Almost 40 years ago before our TV screens were over-run with excessive trivial drivel that, without a single hint of irony, is called Reality TV, there were The Louds, ‘An American Family’. Documentary filmmaker Craig Gilbert had seduced this seemingly near perfect nuclear family into allowing his film crew to set up cameras all around their home and just letting them film them as they get on with their normal lives. Something quite un-precedented back in 1973, that would eventually totally revolutionize television. What none of them knew then was that the marriage would disintegrate in front of them culminating with the wife telling her philandering husband to leave live in front of the whole nation.
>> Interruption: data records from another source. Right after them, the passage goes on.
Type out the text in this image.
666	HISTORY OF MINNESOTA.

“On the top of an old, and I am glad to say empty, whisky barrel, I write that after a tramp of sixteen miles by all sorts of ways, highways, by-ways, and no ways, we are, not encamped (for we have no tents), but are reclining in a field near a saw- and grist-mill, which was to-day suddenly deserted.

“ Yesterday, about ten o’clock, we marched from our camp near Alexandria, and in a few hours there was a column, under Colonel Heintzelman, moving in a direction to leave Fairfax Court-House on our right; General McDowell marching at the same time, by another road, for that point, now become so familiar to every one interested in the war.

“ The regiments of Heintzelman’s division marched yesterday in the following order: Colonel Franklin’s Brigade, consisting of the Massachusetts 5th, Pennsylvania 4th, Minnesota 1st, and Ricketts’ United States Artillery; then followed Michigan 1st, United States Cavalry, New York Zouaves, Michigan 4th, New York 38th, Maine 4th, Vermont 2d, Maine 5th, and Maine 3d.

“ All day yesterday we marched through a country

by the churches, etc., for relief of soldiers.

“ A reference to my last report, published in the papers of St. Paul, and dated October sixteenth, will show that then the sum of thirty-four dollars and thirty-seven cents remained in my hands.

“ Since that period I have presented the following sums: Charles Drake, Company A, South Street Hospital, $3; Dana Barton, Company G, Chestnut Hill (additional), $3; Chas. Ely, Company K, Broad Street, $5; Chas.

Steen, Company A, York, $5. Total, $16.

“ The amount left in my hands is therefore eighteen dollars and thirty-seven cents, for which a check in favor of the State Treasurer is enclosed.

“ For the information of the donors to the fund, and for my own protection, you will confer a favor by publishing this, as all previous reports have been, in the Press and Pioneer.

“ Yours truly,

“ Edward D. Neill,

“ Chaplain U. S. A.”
The whole concept was totally daring esp. as the cameras followed Pat, the wife/mother, to NY where her son Lance literally became the first gay man to ever come out on television. (The scene is hilarious as Lance takes his mother to a Drag Club to point out the ‘girl’ who had proposed marriage to him and who is none other than one of Andy Warhol’s stars, Candy Darling. ‘She’s a MAN!’ says a horrified Pat. “I haven’t accepted ANYTHING’ replied Lance.
The fact that the background story behind the TV Series was so fascinating makes this so very watchable … (can you imagine decades later anyone ever wanting to be interested in the making of mindless programs like ‘Keeping Up With The Kardashians’.) And this star-studded cast included the remarkable Diane Lane in yet another outstanding (award-winning?) performance as Pat who she portrayed as a feisty, frustrated, very astute woman with a very sharp sense of humor. Tim Robbins played Bill the husband with the wandering eyes and hands, James Gandolfini was Craig Gilbert, and Thomas Dekker was Lance, a part that deserved more screen time considering the significance of his role.
In those days evidently some of the film-makers fought hard to maintain their high-minded principles when they believed that the family deserved privacy, particularly when the going got rough. Nowadays it seems like there are no morals or limits to what happens to a family and ends up on our screens in the name of entertainment.
Directed by Shari Springer Berman and Robert Pulcini whose previous credits include the story of Harvey Pekar’s American Splendor, this movie was made for HBO TV but is now available on DVD. Worth watching if nothing else than to remind you how good TV once was.